Dear Wine Ladies, We are quickly becoming fans of the red wines of Bordeaux and recently heard someone refer to Bordeaux as Claret.  Is Claret a kind of wine from Bordeaux or is it from a different region? Also, I have heard the term Meritage from Bordeaux, what is the difference? – Jackie

Dear Jackie, The term claret is actually a moniker it was mostly used by the British for the red wines of Bordeaux, with its origin dating back to the 14th and 15th centuries. During this time period, the red wines of Bordeaux were generally much lighter in colour and much paler. The word claret comes from the Latin word Clarus that means “clear”.  These days although not so commonly used claret is used as a general term for the red wines of Bordeaux, as well as red wines made in the Bordeaux style.  The grapes permitted to make red Bordeaux are Cabernet Sauvignon, Merlot, Cabernet Franc, Petit Verdot and Malbec, either as single varietal wines or any blend of the five.

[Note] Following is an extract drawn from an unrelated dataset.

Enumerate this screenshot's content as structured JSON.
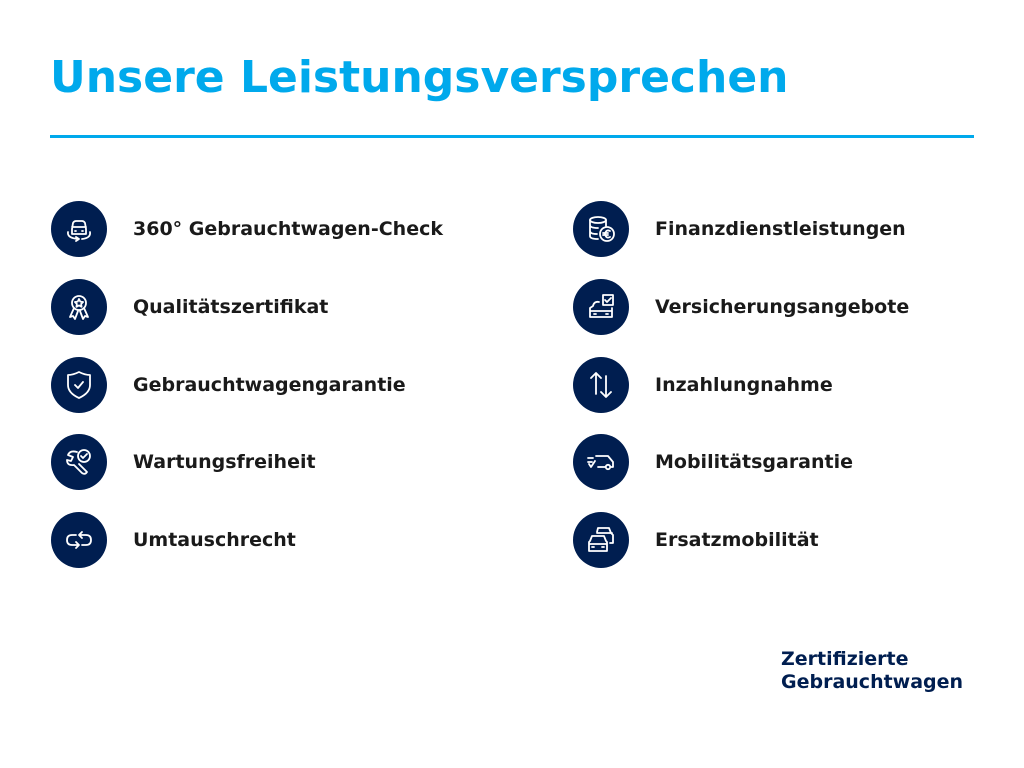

Meritage wines are not from Bordeaux, rather they are wines blended with the traditional noble grape varietals of Bordeaux. The term Meritage, which rhymes with heritage combines “merit” meant to reflect the quality of the grapes, and “heritage” recognizing the centuries-old tradition of blending, long considered being the highest form of the winemaker’s art. Wines labeled Meritage first appeared in the late 1980s after a group of American vintners joined forces to create a name for New World wines blended in the tradition of Bordeaux. In 1988 The Meritage Association was formed issuing licenses strictly to wines meeting specific criteria.